Договорившись о встрече с Аполлоном, майор прихватил с собой одного из своих парней, которые присутствовали (что должно было стать для Аполлона неприятным сюрпризом) при его встрече с Крысой. А также у майора была папочка, в которой лежали фотографии двух парней, – Фикуса и Винта, – бандитов из шайки Крысы. Тут же лежал протокол их опознания соседями убитого Степана Федорчука. Но начал майор свою беседу с подозреваемым издалека.
– Не скрою, следствие считает, что ваша связь с убитой Милой, в судьбе которой вы принимали самое близкое участие, подозрительна, – сказал он.
– Конечно! – театрально закатил глаза Аполлон. – У нас привыкли, что если кто-то сделает доброе дело, так обязательно это для рекламы или просто на публику. А я действительно жалел бедную девочку. Какой-то мерзавец развратил ее еще ребенком. К сожалению, я не мог до него добраться, узнал слишком поздно, а то бы ему не поздоровилось.
– Как Степану? – спросил коварный майор.
– Степану? – упавшим голосом спросил Аполлон. – При чем тут Степан? Парень хорошо относился к Миле, то есть настолько хорошо, насколько он вообще мог к кому-то хорошо относиться. Но вообще-то, кроме собственной персоны, он мало что замечал. Что бы там Мила себе ни воображала.

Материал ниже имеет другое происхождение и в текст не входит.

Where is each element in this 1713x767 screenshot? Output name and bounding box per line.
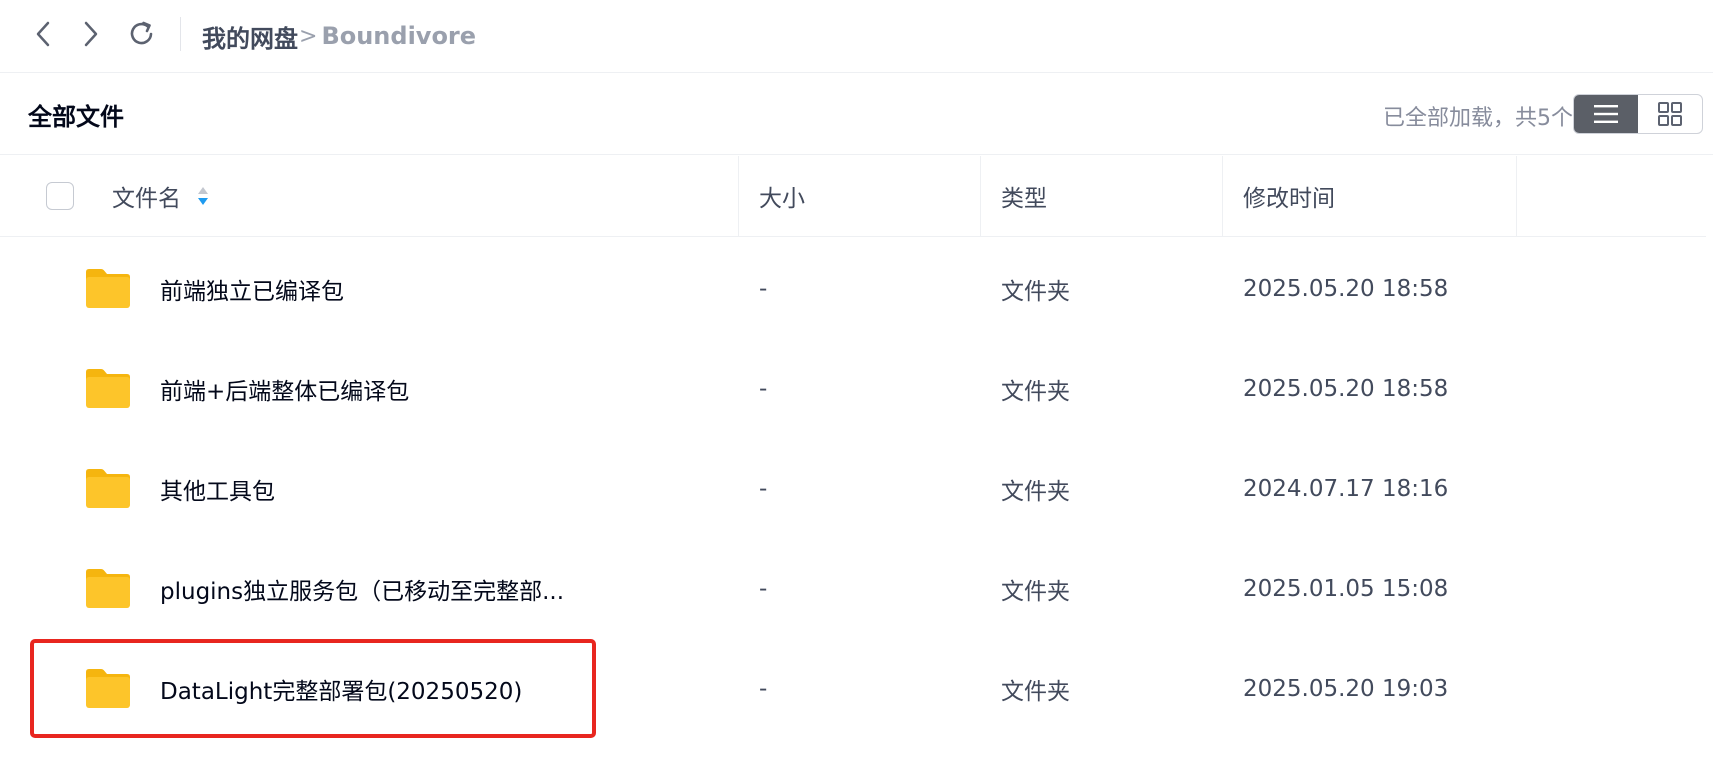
- table-row[interactable]: 其他工具包 - 文件夹 2024.07.17 18:16: [0, 439, 1706, 539]
- back-button[interactable]: [26, 16, 62, 52]
- column-header-type[interactable]: 类型: [1001, 156, 1047, 236]
- file-size: -: [759, 576, 768, 602]
- top-nav-bar: 我的网盘 > Boundivore: [0, 0, 1713, 73]
- file-name: plugins独立服务包（已移动至完整部...: [160, 579, 565, 605]
- breadcrumb-separator: >: [299, 23, 318, 49]
- file-name: 前端+后端整体已编译包: [160, 379, 410, 405]
- column-header-size[interactable]: 大小: [759, 156, 805, 236]
- breadcrumb: 我的网盘 > Boundivore: [202, 19, 476, 53]
- list-view-button[interactable]: [1574, 95, 1638, 133]
- file-modified: 2025.05.20 18:58: [1243, 276, 1449, 302]
- file-list-header: 全部文件 已全部加载，共5个: [0, 73, 1713, 155]
- file-type: 文件夹: [1001, 479, 1070, 505]
- grid-view-button[interactable]: [1638, 95, 1702, 133]
- file-type: 文件夹: [1001, 579, 1070, 605]
- table-row[interactable]: 前端独立已编译包 - 文件夹 2025.05.20 18:58: [0, 239, 1706, 339]
- view-mode-switch: [1573, 94, 1703, 134]
- file-modified: 2025.05.20 19:03: [1243, 676, 1449, 702]
- file-modified: 2024.07.17 18:16: [1243, 476, 1449, 502]
- file-modified: 2025.01.05 15:08: [1243, 576, 1449, 602]
- file-size: -: [759, 676, 768, 702]
- forward-button[interactable]: [72, 16, 108, 52]
- file-modified: 2025.05.20 18:58: [1243, 376, 1449, 402]
- table-row[interactable]: DataLight完整部署包(20250520) - 文件夹 2025.05.2…: [0, 639, 1706, 739]
- file-name: DataLight完整部署包(20250520): [160, 679, 523, 705]
- file-name: 其他工具包: [160, 479, 275, 505]
- column-header-name[interactable]: 文件名: [112, 156, 209, 236]
- table-row[interactable]: 前端+后端整体已编译包 - 文件夹 2025.05.20 18:58: [0, 339, 1706, 439]
- refresh-icon: [130, 21, 153, 45]
- folder-icon: [86, 569, 130, 608]
- page-title: 全部文件: [28, 103, 124, 131]
- file-type: 文件夹: [1001, 679, 1070, 705]
- chevron-right-icon: [84, 21, 98, 47]
- folder-icon: [86, 369, 130, 408]
- table-header: 文件名 大小 类型 修改时间: [0, 156, 1706, 237]
- list-view-icon: [1594, 105, 1618, 123]
- select-all-checkbox[interactable]: [46, 182, 74, 210]
- folder-icon: [86, 269, 130, 308]
- folder-icon: [86, 469, 130, 508]
- column-name-label: 文件名: [112, 186, 181, 212]
- file-type: 文件夹: [1001, 279, 1070, 305]
- refresh-button[interactable]: [124, 16, 160, 52]
- file-size: -: [759, 476, 768, 502]
- file-size: -: [759, 376, 768, 402]
- file-size: -: [759, 276, 768, 302]
- file-count-text: 已全部加载，共5个: [1383, 106, 1573, 131]
- folder-icon: [86, 669, 130, 708]
- table-row[interactable]: plugins独立服务包（已移动至完整部... - 文件夹 2025.01.05…: [0, 539, 1706, 639]
- nav-divider: [180, 17, 181, 51]
- breadcrumb-root[interactable]: 我的网盘: [202, 19, 298, 54]
- file-name: 前端独立已编译包: [160, 279, 344, 305]
- column-header-modified[interactable]: 修改时间: [1243, 156, 1335, 236]
- column-divider[interactable]: [980, 156, 981, 236]
- file-type: 文件夹: [1001, 379, 1070, 405]
- grid-view-icon: [1658, 102, 1682, 126]
- breadcrumb-current: Boundivore: [321, 22, 477, 50]
- column-divider[interactable]: [1516, 156, 1517, 236]
- column-divider[interactable]: [738, 156, 739, 236]
- chevron-left-icon: [36, 21, 50, 47]
- column-divider[interactable]: [1222, 156, 1223, 236]
- sort-icon[interactable]: [197, 185, 209, 207]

– То есть покойного вы не любили, однако держали у себя шофером? Не кажется ли это странным?
– Ничего странного. Дело в том, что Милина мать – моя старая знакомая, вот она и попросила пристроить парня. Я бы многое отдал, чтобы его тут и близко не было. Ничего толком сделать не мог. Машину мне бил столько раз, что я уже считать перестал. Вечно все забывал, путал и опаздывал. Знали бы вы, сколько сил мне стоило научить его хотя бы предупреждать о своем отсутствии на работе, – в сердцах выпалил Аполлон.

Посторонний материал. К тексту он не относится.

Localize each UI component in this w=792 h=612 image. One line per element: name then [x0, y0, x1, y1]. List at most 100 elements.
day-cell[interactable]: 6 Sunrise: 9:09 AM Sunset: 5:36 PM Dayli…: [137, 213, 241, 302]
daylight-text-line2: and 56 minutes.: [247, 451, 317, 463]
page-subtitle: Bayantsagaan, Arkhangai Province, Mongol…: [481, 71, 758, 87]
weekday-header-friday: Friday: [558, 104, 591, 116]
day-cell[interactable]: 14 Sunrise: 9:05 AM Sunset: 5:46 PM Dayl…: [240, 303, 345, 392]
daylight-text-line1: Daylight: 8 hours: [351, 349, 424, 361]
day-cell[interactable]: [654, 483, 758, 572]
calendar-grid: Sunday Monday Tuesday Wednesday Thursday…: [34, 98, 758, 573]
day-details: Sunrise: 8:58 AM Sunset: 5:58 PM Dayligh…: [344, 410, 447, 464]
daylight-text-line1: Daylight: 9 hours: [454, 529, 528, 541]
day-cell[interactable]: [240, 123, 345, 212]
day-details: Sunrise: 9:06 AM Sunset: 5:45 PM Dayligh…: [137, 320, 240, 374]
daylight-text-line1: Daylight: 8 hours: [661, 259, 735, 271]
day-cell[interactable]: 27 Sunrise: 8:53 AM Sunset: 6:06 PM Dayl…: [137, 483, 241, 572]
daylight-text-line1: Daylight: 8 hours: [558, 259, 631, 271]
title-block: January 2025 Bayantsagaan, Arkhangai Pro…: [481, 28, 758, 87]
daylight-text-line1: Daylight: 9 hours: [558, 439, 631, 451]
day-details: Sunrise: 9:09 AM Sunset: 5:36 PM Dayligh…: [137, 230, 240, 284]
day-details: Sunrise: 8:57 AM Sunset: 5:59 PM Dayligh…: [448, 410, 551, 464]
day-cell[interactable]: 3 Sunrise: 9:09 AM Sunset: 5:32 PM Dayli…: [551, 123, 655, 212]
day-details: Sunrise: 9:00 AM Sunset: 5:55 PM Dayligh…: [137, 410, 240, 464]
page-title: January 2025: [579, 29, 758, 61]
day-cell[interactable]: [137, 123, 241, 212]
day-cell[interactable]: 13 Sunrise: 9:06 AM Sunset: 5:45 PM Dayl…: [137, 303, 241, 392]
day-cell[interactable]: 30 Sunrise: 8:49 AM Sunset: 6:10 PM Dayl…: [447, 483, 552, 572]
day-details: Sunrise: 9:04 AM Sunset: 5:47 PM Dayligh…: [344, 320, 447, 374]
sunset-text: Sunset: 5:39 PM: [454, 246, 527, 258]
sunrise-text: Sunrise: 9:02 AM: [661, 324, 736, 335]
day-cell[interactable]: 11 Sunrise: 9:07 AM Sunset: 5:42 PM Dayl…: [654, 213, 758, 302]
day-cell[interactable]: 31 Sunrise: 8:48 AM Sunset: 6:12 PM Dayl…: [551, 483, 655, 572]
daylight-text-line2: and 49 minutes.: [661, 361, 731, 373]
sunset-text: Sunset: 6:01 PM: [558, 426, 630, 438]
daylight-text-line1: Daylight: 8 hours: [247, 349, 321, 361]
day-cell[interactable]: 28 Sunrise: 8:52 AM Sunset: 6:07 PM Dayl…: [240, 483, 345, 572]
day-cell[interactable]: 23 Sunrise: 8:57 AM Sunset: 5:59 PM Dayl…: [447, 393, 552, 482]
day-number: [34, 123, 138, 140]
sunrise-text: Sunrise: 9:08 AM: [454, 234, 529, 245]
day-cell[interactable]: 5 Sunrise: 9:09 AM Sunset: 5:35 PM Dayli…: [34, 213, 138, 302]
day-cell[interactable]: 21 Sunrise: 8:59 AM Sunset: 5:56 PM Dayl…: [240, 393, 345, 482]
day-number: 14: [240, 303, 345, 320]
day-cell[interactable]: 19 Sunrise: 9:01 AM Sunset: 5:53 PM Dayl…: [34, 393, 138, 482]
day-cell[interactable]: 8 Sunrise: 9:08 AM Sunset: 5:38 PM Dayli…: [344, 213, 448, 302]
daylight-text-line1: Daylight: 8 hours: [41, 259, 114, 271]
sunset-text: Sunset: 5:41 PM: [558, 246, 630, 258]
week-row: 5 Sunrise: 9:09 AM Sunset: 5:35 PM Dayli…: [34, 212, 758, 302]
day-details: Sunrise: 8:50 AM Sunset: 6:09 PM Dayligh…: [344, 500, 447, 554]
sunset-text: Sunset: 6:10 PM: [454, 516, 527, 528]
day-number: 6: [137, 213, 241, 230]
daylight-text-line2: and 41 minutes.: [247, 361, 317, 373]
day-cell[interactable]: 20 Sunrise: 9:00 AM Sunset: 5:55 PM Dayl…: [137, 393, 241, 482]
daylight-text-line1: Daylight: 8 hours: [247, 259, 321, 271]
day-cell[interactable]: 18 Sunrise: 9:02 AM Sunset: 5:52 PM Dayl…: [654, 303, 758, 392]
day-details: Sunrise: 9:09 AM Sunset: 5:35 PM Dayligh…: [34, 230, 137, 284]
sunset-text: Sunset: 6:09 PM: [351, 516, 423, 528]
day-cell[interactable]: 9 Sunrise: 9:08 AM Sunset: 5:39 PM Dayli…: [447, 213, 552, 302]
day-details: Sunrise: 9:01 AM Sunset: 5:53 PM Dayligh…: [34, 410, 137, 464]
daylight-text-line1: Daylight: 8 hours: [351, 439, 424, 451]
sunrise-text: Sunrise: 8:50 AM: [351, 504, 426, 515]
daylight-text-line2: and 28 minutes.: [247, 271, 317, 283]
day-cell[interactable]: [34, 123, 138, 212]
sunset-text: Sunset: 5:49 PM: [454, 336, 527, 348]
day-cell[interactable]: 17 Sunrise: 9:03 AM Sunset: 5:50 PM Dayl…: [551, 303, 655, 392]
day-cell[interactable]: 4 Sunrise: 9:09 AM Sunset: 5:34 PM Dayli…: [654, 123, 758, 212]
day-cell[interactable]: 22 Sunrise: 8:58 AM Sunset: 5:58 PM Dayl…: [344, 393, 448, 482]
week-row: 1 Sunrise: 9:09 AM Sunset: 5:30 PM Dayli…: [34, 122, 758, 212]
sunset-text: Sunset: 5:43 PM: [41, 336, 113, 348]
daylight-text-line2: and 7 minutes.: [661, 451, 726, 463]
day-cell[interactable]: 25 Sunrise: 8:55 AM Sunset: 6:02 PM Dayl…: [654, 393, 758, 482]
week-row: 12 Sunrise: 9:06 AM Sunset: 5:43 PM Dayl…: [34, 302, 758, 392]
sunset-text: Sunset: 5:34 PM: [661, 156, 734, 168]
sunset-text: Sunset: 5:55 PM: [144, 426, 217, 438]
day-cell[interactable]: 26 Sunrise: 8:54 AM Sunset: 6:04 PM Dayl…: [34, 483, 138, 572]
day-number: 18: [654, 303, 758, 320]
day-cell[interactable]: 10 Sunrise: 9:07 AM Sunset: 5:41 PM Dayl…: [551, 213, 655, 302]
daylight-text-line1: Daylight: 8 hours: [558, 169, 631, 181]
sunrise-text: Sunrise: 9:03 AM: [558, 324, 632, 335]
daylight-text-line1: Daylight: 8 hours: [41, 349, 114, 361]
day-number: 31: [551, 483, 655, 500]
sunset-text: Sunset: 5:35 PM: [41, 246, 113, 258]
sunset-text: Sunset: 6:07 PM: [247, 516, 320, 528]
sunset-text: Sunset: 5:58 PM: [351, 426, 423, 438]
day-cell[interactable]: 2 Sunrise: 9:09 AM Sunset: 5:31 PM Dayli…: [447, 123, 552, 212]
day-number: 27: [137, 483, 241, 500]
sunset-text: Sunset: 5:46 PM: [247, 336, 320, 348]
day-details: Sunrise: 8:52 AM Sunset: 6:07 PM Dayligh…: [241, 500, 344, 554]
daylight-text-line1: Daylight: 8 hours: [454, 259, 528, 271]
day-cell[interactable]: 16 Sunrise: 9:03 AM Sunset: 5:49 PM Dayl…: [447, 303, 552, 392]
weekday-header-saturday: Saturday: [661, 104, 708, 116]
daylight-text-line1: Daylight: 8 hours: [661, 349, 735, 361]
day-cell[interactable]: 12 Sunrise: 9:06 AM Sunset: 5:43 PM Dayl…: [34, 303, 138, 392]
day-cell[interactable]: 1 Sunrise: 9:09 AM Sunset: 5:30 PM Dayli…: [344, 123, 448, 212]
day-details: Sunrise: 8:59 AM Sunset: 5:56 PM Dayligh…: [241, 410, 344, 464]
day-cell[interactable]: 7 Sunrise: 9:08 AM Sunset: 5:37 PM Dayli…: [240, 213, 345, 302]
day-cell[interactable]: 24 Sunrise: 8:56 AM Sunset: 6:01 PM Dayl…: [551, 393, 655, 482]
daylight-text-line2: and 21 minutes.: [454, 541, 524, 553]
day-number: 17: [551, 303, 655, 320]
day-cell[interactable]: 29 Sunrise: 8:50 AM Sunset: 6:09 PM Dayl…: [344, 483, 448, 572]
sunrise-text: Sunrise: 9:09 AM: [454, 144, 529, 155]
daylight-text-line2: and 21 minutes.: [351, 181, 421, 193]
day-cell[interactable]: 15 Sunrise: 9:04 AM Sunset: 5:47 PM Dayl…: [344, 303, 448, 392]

– В таком случае его смерть для вас благо.
– Вот вы как повернули, – присвистнул Аполлон. – Ну это уж чересчур. Смерти я ему не желал, хотя раздражал он меня сильно, не скрою.
– А вот соседи опознали по фотографиям двух бандитов, подручных некоего Крысы… – сказал майор, искоса глянув на Аполлона.
Коротышка вздрогнул, и лицо его словно окаменело.
– …Которого совершенно случайно видел в вашем обществе наш сотрудник, – закончил свою мысль майор.
Аполлон перевел дыхание, вытер шею и – решил сказать правду:
– Не убивал я Степу. И ребятам такого приказа не отдавал. Поверьте мне, не нужна была мне жизнь этого дурака.
– У нас, однако, другое мнение на этот счет.
– Не стал бы я его убивать, хотя бы потому, что Мила бы мне этого не простила, – сказал Аполлон.
– Снова Мила! – воскликнул майор. – Скажите, какая трогательная забота о какой-то наркоманке.
– Не смейте о ней так говорить! – повысил голос Аполлон, который казался всерьез рассерженным: маленькие черные глазки сверкали, руки беспокойно дергались, а лицо приобрело синюшный оттенок.
– Она что, ваша родственница?! – тоже разозлился майор. – Что вы так о ней печетесь?
Аполлон как-то сразу сник, и тут майора осенило.
– Мила ваша родственница? – спросил он, не веря в такую возможность.
– Дочь, – понурился Аполлон. – Поверьте, сначала я знать не знал, что у меня есть дочь. А лет десять назад или даже чуть больше ко мне пришла Ира и сказала, что у меня есть взрослая дочь, что она совершенно отбилась от рук, и я как отец должен как-то помочь ей встать на ноги.